Configuring scale bounds

To apply upper and lower bounds to autoscaling behavior, you can specify scale bounds in both directions.

Lower bound

This value controls the minimum number of replicas that each revision should have. Knative will attempt to never have less than this number of replicas at any one point in time.

  • Global key: n/a
  • Per-revision annotation key: autoscaling.knative.dev/minScale
  • Possible values: integer
  • Default: 0 if scale-to-zero is enabled and class KPA is used, 1 otherwise

NOTE: For more information about scale-to-zero configuration, see the documentation on Configuring scale to zero.

Example:

apiVersion: serving.knative.dev/v1
kind: Service
metadata:
  name: helloworld-go
  namespace: default
spec:
  template:
    metadata:
      annotations:
        autoscaling.knative.dev/minScale: "3"
    spec:
      containers:
        - image: gcr.io/knative-samples/helloworld-go

Upper bound

This value controls the maximum number of replicas that each revision should have.
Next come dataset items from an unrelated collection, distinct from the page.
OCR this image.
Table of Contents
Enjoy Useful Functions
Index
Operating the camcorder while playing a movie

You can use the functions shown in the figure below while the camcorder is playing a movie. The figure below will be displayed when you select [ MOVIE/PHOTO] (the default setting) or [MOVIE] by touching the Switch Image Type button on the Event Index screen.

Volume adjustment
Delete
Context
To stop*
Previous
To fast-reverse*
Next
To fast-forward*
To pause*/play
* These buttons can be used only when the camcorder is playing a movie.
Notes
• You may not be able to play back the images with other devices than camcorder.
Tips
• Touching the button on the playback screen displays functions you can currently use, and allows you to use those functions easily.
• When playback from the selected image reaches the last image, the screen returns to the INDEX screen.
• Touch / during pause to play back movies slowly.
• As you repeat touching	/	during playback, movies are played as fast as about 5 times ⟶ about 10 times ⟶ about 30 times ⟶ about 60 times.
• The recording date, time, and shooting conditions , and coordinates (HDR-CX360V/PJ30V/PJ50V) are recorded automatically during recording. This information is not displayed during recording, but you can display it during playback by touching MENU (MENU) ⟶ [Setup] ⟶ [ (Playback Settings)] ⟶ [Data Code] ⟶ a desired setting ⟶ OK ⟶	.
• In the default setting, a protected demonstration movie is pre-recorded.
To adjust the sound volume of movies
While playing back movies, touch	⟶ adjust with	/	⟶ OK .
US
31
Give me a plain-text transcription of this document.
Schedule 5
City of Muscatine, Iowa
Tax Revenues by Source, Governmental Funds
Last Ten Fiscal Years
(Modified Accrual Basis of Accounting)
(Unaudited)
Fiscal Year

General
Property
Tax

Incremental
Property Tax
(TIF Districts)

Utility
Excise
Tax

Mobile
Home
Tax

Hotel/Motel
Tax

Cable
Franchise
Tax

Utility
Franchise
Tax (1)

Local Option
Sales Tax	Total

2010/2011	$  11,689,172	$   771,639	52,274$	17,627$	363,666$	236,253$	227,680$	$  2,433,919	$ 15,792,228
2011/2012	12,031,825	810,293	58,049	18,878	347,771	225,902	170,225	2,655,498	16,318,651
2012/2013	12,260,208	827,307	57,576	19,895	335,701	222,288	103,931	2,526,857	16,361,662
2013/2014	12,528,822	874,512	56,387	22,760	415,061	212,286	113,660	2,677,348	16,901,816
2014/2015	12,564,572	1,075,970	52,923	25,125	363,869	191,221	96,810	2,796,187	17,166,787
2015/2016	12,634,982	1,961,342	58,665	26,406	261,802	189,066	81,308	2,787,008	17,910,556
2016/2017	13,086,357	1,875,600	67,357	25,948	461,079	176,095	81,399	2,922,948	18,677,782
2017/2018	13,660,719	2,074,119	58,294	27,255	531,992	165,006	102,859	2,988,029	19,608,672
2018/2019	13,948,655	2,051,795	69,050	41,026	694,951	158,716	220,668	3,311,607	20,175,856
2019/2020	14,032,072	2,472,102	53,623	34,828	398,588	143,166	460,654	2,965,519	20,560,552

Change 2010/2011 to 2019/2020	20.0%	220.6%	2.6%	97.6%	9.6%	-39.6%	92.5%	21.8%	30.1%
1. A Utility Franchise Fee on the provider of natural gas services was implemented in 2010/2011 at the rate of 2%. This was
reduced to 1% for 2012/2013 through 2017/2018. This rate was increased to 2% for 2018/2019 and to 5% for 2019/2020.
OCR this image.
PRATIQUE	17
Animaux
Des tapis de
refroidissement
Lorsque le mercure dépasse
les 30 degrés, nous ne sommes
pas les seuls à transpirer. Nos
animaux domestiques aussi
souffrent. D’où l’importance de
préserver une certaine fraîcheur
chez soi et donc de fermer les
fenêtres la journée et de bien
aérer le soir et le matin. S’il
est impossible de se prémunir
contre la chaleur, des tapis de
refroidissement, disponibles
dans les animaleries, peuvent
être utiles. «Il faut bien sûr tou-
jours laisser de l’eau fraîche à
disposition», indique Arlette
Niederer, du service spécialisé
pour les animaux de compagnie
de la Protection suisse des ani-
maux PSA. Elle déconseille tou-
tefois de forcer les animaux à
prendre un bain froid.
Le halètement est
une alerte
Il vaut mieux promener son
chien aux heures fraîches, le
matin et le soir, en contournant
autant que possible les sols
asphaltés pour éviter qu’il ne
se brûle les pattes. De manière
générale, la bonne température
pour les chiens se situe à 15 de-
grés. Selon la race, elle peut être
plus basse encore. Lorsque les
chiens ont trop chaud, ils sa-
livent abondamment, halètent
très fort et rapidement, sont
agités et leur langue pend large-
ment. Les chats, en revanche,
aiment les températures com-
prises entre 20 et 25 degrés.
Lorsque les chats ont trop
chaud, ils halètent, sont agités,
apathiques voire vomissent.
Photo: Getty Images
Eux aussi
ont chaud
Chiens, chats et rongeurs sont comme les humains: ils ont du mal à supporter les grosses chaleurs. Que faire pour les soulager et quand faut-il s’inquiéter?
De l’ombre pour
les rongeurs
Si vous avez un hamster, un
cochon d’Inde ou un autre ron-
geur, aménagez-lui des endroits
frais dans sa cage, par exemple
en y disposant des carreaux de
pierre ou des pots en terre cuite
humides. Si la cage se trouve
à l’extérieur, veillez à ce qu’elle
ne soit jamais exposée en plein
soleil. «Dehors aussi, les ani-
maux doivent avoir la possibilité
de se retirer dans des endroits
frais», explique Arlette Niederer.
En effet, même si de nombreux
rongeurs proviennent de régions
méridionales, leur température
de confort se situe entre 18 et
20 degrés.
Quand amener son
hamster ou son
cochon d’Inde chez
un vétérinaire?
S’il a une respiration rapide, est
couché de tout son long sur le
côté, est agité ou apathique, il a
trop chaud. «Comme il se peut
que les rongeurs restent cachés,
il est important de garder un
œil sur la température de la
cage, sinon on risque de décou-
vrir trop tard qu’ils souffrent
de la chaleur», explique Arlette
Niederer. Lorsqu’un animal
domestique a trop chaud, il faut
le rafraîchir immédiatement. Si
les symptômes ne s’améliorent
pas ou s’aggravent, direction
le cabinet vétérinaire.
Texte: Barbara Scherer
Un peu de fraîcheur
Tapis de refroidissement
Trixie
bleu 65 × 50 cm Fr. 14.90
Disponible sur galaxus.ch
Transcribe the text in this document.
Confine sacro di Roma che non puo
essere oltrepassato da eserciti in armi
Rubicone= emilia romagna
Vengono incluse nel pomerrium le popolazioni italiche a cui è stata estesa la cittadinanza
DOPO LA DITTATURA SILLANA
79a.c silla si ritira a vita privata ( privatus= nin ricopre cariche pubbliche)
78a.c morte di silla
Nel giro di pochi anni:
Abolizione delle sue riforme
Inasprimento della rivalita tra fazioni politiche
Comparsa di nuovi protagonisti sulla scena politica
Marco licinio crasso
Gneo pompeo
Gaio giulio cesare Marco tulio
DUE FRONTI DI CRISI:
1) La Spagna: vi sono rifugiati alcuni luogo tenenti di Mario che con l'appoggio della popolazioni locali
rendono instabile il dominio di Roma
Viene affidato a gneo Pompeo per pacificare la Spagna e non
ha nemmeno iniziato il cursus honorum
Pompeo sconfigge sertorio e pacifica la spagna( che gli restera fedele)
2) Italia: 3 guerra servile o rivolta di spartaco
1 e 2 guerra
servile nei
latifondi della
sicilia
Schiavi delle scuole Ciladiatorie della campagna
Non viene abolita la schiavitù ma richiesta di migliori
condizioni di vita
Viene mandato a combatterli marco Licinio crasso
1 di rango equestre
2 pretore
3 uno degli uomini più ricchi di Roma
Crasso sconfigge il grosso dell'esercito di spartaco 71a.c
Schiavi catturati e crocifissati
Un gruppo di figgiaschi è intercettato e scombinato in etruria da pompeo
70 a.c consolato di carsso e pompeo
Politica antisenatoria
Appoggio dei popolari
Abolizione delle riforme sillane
Knative will attempt to never have more than this number of replicas running, or in the process of being created, at any one point in time.

  • Global key: n/a
  • Per-revision annotation key: autoscaling.knative.dev/maxScale
  • Possible values: integer
  • Default: 0 which means unlimited

Example:

apiVersion: serving.knative.dev/v1
kind: Service
metadata:
  name: helloworld-go
  namespace: default
spec:
  template:
    metadata:
      annotations:
        autoscaling.knative.dev/maxScale: "3"
    spec:
      containers:
        - image: gcr.io/knative-samples/helloworld-go